UPSA also 3D printed a device to improve the safety of the closure caps for its Efferalgan (paracetamol) for children. Caps from the supplier had particles that could inadvertently pose a contamination risk to the medication. Expensive and timeconsuming visual monitoring was instituted at both UPSA and the supplier’s site. “We created a team from the quality, maintenance and production departments, and developed a special system that sucks and blows air to remove any particles,” said Dumora. “We tested the air suctioned, and even placed particles in caps to test efficacy. Additive manufacturing enabled us to make this solution ourselves and evolve it through development iterations quickly and cost-effectively. We were able to discontinue the visual inspections that were time-consuming and expensive.” 

 

“Several years ago, we realized all our expertise lay in the hands of a few longstanding technicians,” said Dumora. “With fewer young people learning the necessary skills, we had to find a new approach to our tooling and our in-house workshop. We were also limited in the type of parts we could make ourselves with our traditional production technologies.” UPSA regularly monitors developments in technology in order to identify what could make a difference to their business. After investigating 3D printing and additive manufacturing, UPSA estimated they could easily save on manufacturing costs and reduce their stock of parts by adopting the technology.

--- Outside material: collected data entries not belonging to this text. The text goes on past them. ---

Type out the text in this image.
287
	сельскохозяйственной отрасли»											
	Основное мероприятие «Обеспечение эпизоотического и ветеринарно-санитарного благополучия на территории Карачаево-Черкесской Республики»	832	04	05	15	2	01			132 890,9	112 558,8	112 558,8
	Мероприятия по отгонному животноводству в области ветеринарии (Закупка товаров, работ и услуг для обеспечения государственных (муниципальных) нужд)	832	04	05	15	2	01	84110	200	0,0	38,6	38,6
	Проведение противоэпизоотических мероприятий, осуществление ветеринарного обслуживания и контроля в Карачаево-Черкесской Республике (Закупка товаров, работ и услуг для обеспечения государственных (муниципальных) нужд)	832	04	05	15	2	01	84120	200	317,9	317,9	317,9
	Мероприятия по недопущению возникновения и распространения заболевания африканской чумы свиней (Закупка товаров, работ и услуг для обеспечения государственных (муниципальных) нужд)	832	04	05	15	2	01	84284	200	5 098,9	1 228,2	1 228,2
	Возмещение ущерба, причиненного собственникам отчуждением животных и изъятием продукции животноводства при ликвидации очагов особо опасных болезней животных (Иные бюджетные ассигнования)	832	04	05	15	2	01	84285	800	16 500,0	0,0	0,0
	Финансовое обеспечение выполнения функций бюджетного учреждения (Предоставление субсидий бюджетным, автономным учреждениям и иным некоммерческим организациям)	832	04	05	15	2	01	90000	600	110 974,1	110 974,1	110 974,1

“We realized that by using 3D printed parts, we could reduce part weight by 70%, which would reduce machine wear and tear, and have a big impact on productivity and machine longevity,” said Dumora. According to Dumora, the addition of FDM® technology and the Fortus 450mc™ not only revitalized their in-house workshop, but also stimulated creative thought throughout the company. “There were those at UPSA who didn’t even know we had a workshop,” he explained. “Now, people from all departments are suggesting ideas, as well as coming to us with one-off problems to solve.”

450mc
Frédéric Tremoulet, 3D Printer Manager and Mathieu Dumora, UPSA Project Manager, 3D print production tools for the camera mounts.

Huge savings with 3D printed camera mounts. 

Another example of creative design and practicality was building camera mounts on the production line. UPSA applies track-andtrace coding to its packaging and to ensure these vital marks are properly printed, a camera is mounted above each one. One of UPSA’s design engineers used the Fortus 450mc to create the shape, and 3D printed 22 units, one for each machine. Prior to this innovation, 27 parts were needed for assembly. The new design has only two, representing a significant reduction in production time and cost. We’ve extended our use of the Fortus 450mc over the time we’ve had it,” explained Dumora.

“We’ve used it for tooling new and replacement parts, improving the factory line, and creating custom-made parts and functional prototypes to accelerate the decision-making process. In fact, its immediate and positive impact is reflected in the fact that in the first year of integrating the machine, we more than made a return on our investment. Our 3D printer is reliable and easy to use. I was stunned to see that a machine that constantly works, actually works flawlessly and produces perfectly finished parts. At first, we were slightly hesitant to use it for high-volume jobs until it had demonstrated its technical reliability and consistency. However, it’s proven to be a workhorse, printing around the clock for up to 15 days, and the results are phenomenal,” Dumora said.